Comment réduire l'impact des intrants?

L'étude et la compréhension des écosytèmes à permis de mieux comprendre l'impact de différents intrants et de proposer des solutions afin de pouvoir garder une productivité importante tout en limitant l'impact de l'agrosystème sur les écosystèmes environnants.

Favoriser la biodiversité : pas un simple mot, mais la monoculture intensive va appauvrir les sols sans lui permettre de se régénérer. Les études récentes ont démontré que les plantes ne consommaient pas toutes les mêmes ressources, par conséquent varier les cultures appauvrit moins la terre. Afin de compléter le système, laisser de temps en temps le champs en prairie (pas de culture) afin de laisser la matière organique se recycler en engrais naturellement limiterait les apports d'intrants. Une autre solution et de supprimer la monoculture au profit de choses plus complexes comme l'agroforesterie. Dans le gard l'agroforesterie (culture simultannée de peuplier de blé (haies de peuplier au milieu du champ de blé) a permis d'augmenter les rendements dans la production de blé et de peuplier. Dans la même veine, il est possible de dédier une partie d'un champ à une culture "non rentable" qui servira à régénérer les sols. La biodiversité c'est aussi utiliser différentes espèces de blés ou de céréales plutôt que toujours celles vendues par les céréaliers. En effet, les études démontrent que les espèces n'ont pas toutes les mêmes besoin en eau, nitrate ou même ensoleillement. Ainsi il peut être plus rentable d'exploiter une plante avec un moins bon rendement théorique, mais à sa pleine capacité en réduisant les apports d'intrants, plutôt que la meilleure plante sur le papier mais dont on ne pourra "tirer que" 80% du rendement théorique à grand renfort d'intrants.
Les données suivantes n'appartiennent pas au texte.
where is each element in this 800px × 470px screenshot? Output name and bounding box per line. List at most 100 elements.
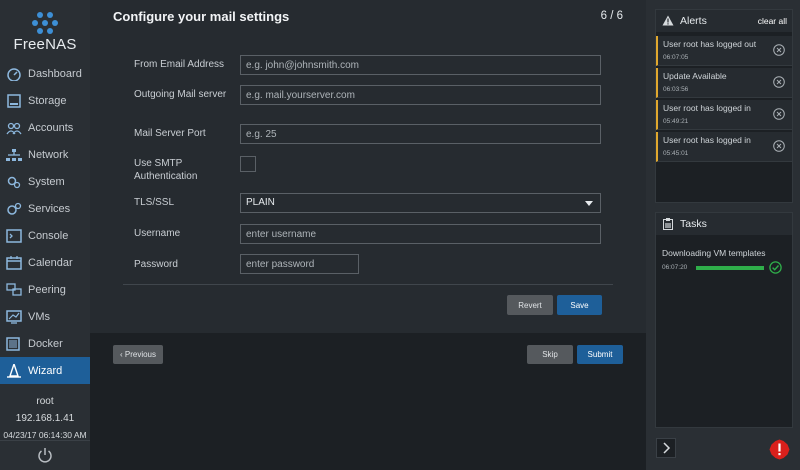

Modifier les conditions de culture : en ajoutant des haies végétales régulières qui vont abriter des prédateurs naturels des insectes ravageurs et donc diminuer l'utilisation de produits phytosanitaires. Les haies végétales vont aussi permettre de régénérer partiellement le sol en fabriquant un humus. L'humus multipliant les animaux du sol, ce dernier sera moins secs et plus aéré ce qui favorise le productivité. De même, la présence d'insectes pollinisateur dans les haies, favorise l'apparition des graines. Le réseau racinaire plus dense et l'ombre produite par les haies végétale réduit l'évaporation et limite l'apport en eau. Planter les cultures perpendiculairement au sens de la pente afin de limiter les ruissellements.

production-agricole.jpg

comparaison de l'agrosystème classique avec un agrosystème respectueux de l'environnement.

 

Utiliser les moyens satellites : des sociétés proposent des images en temps réel de leurs exploitations. Ces images peuvent au choix le niveau d'azote ou d'eau dans les parcelles. L'analyse de ces images permet d'ajuster les apports d'intrants afin de limiter le coût économique et environnemental.

Utiliser la lutte biologique : pour détruire les ravageurs (êtres vivants qui détruisent les cultures) les agriculteurs utilisent des produits phytosanitaires. Ces produits phytosanitaires nécessitent d'être épandus régulièrement pour être efficace. Les laboratoires biologique et l'INRA (Institut National de Recherche Agricole) en particulier ont étudier les cycles de vie de différents ravageurs et leurs prédateurs. L'utilisation de prédateurs biologique contre les ravageurs ne coûte pas plus cher qu'un produit phytosanitaire, mais ne nécessite qu'une seule dispersion, est aussi efficace et protège l'environnement.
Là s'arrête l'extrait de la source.